Weiter auf dem Jakobsweg fand ich dann auch hier in Frankreich das erste Mal einen extra Pilger-Stop. In einer kleinen Scheune direkt gebenüber einem Wohnhaus, war ein Platz mit einer Sitzgelegenheit und einer Theke, auf der man diverse Getränke gegen einen kleinen Preis kaufen konnte, eingerichtet. Auf der Theke fand ich auch einen Pilgerstempel, den ich direkt in meinem Büchlein verewigen musste. Solche netten Arrangements finde ich immer besonders toll und schätze diese unheimlich.

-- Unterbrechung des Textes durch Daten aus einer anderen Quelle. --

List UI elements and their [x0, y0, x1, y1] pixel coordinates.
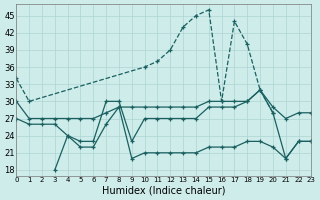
X-axis label: Humidex (Indice chaleur): Humidex (Indice chaleur) — [102, 186, 226, 196]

Gegen fünf Uhr, nach rund 26 Kilometern, kam ich in meiner AirBnB Unterkunft an. Cathy hatte ein riesiges Anwesen. Ein riesiges Haus mit einem riesigen Garten dazu. Und das mitten im Nirgendwo. Wow, ich beneidete Cathy. Als ich die Terasse erreichte, kam Cathy auch schon direkt hinaus und begrüßte mich sehr sehr herzlich. Sie zeigte mir ihren riesigen Yoga-Raum, den ich gerne benutzen konnte. Auch um laut Musik zuhören und abzuzappeln. Das war unheimlich nett, doch dazu war mir heute nicht mehr zu Mute. ? Im ersten Stock hatte ich dann die Wahl zwischen drei Zimmern. Ich durfte wählen. Damit hatte ich nun gar nicht gerechnet. Das war ja eine riesige Wohnung. Zwar befand sich noch einiges in der Renovierung, aber es war schon ganz nett hier. Als ich mich für ein Zimmer entschieden hatte, ließ Cathy mich alleine, sodass ich mich einrichten konnte. Falls ich noch Zeit und Lust habe, kann ich gerne bei ihr mal vorbei kommen, sagte sie mir noch fix.
Da in dem Badezimmer keine Duschvorrichtung installiert war und ich nicht das halbe Badezimmer unter Wasser setzen wollte, entschied ich mich dafür ein schönes heißes Bad zu nehmen. Das hatte ich schon ewig nicht mehr gemacht, und ich war auch eigentlich kein Fan davon. Doch es war herrlich. Die Wärme tat richtig gut und ich konnte super entspannen. Wenn ich die Möglichkeit habe, würde ich nun das Baden stets bevorzugen. ?
Völlig entspannt aß ich eine Kleinigkeit in der riesigen Küche. Danach klopfte ich an der Tür von Cathy. Ich hatte gedacht, ein kleines Pläuschchen wäre zum Abschluss des Tages doch bestimmt nett. Ich hörte jedoch nichts. Na dann waren sie bestimmt schon am schlafen. Das war allerdings nicht weiter schlimm, denn ich war eh selber richtig müde und verkrümelte mich somit direkt in mein gemütliches Bett.
Willkommen bei der verstecken Kamera?